Lebih luas, bahasa Indonesia dipakai dalam lingkungan ketetanggaan. Termasuk, oleh kakek-
nenek (awan anan) ke cucu-cicitnya (kumpu-piut) yang lahir tahun 1990-an (sampai sekarang)
yang memaksa mereka berbahasa Indonesia. Karena, cucu-cucu mereka tidak sepenuhnya paham
berbahasa Gayo saat pembicaraan berlangsung. Lebih-lebih, saat bahasa Gayo tempoe doloe
yang berkias dan bermuatan nilai sastra Gayo yang tinggi dipakai. Generasi periode ini—
kelahiran 1990-an sampai sekarang—semakin tidak paham.
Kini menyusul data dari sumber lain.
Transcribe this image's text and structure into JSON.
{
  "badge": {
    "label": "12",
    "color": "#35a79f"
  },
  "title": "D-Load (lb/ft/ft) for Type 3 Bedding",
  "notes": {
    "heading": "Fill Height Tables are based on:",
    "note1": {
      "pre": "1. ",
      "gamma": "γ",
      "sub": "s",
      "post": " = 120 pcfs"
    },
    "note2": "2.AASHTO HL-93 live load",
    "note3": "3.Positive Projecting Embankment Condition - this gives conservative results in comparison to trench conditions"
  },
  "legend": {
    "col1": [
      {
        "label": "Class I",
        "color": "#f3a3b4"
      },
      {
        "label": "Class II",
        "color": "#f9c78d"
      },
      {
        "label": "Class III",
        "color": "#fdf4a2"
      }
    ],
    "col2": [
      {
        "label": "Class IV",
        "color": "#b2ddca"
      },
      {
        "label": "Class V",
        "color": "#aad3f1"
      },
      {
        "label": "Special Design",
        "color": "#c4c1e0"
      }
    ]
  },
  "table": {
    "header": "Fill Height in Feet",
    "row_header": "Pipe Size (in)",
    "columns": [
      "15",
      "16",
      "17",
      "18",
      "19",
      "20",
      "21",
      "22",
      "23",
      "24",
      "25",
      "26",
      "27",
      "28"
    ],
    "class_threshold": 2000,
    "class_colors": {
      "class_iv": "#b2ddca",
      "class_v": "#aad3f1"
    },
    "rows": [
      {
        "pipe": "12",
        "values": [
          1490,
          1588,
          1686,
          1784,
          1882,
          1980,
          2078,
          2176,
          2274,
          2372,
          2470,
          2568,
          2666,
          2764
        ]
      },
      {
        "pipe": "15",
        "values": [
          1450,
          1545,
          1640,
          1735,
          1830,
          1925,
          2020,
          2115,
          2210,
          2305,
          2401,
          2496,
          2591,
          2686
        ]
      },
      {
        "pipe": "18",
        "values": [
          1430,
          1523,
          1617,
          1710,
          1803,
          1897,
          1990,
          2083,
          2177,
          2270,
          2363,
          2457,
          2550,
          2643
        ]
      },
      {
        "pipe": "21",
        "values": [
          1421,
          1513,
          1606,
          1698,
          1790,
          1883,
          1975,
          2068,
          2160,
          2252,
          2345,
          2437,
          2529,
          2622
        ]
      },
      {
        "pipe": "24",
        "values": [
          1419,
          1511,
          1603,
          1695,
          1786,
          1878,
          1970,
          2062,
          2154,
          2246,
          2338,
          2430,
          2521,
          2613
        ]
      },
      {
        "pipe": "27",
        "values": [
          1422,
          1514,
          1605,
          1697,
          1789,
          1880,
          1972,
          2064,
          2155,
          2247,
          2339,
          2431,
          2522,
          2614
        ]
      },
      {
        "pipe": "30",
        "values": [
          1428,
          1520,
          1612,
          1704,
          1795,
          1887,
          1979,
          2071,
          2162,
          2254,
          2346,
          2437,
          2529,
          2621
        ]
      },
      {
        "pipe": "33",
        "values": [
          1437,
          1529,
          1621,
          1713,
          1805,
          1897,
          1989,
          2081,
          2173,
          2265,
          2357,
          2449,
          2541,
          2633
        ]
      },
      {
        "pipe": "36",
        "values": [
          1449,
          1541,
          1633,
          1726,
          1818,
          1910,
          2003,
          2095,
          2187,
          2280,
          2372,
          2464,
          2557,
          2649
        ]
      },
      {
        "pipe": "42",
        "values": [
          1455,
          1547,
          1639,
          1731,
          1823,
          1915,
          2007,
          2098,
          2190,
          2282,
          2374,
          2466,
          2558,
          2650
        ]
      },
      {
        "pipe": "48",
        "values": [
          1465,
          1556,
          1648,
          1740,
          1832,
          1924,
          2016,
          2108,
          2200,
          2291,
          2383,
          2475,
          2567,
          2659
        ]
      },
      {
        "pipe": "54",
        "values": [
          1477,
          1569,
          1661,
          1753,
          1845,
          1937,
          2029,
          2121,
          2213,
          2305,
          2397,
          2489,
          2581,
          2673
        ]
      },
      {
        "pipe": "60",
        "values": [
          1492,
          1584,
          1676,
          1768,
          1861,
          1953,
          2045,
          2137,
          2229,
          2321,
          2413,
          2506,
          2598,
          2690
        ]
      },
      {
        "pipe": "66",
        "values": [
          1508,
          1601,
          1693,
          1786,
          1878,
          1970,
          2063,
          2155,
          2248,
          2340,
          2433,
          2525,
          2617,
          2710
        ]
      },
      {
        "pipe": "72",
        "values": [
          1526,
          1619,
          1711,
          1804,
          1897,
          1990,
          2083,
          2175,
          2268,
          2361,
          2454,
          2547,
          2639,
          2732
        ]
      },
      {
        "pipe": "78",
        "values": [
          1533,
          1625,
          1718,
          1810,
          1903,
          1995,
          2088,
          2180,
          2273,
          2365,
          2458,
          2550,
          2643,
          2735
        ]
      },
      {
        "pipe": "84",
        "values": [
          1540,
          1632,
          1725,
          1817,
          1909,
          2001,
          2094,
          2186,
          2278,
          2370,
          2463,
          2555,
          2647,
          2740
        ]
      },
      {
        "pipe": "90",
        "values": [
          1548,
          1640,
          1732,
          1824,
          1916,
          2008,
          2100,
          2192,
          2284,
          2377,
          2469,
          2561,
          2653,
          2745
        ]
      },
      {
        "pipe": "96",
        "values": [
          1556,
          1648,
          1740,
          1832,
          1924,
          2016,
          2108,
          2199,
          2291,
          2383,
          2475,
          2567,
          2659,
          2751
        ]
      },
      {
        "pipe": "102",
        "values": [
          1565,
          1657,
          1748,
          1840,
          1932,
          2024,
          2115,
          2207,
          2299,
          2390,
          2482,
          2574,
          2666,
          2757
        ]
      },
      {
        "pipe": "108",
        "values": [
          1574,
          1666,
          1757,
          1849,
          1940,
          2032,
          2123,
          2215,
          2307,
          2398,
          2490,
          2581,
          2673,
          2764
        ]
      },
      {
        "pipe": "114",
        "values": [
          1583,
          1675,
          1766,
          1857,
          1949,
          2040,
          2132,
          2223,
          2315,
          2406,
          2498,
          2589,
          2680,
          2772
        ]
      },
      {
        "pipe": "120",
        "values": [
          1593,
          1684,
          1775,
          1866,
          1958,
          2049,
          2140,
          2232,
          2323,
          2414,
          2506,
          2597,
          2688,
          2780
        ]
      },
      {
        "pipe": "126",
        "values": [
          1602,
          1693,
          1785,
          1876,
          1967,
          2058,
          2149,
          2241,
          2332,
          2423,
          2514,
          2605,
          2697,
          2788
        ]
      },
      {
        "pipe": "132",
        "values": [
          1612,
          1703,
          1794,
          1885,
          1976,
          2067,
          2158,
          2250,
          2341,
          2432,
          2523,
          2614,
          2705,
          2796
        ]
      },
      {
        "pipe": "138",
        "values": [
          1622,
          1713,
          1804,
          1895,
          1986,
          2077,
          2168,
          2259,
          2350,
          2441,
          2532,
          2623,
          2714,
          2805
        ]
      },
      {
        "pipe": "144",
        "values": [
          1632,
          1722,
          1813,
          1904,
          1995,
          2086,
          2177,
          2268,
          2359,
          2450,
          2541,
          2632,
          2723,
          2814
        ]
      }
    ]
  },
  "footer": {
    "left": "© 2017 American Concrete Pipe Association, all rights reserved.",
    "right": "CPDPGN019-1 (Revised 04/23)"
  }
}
Secara umum, kesadaran penggunaan, penyelamatan, dan pewarisan bahasa Gayo dari
masyarakat Gayo sendiri relatif rendah. Sementara itu, kualitas pengetahuan bahasa dan
kegayoan secara umum makin menurun. Sebab, generasi kelahiran 1930-an sampai dengan
kelahiran 1960-an mulai berkurang satu per satu (meninggal). Di saat yang sama, alih budaya
dari generasi tua ke generasi muda relatif kurang. Diperburuk lagi, kurangnya dukungan
dokumentasi tertulis tentang Gayo. Generasi muda Gayo pun pada umumnya tidak mau tahu
tentang persoalan ini. Ditambah lagi, peran lembaga keadatan/budaya terkait yang berdampak
dirasa cukup kurang. Kompleksitas “keakutan” permasalahan ini makin mengancam
kebertahanan dan keberlangsungan bahasa Gayo, sekarang. Khususnya lagi, pada masa-masa
mendatang.
Pelaksanaan muatan lokal ini sebetulnya sudah jadi amanah Undang-Undang Pemerintah
Aceh dan jadi kewajiban pemerintah kabupaten. Ditambah lagi, tanggung jawab moral dari hasil
Seminar Asal Usul/Sejarah Gayo 2014 yang begitu mendekatkan dan menguatkan emosi
kegayoan di kalangan masyarakat Gayo sendiri. Tinggal lagi, diperlukan political will dan
keseriusan dari wakil rakyat dan pemerintah kabupaten di Gayo untuk mewujudkannya.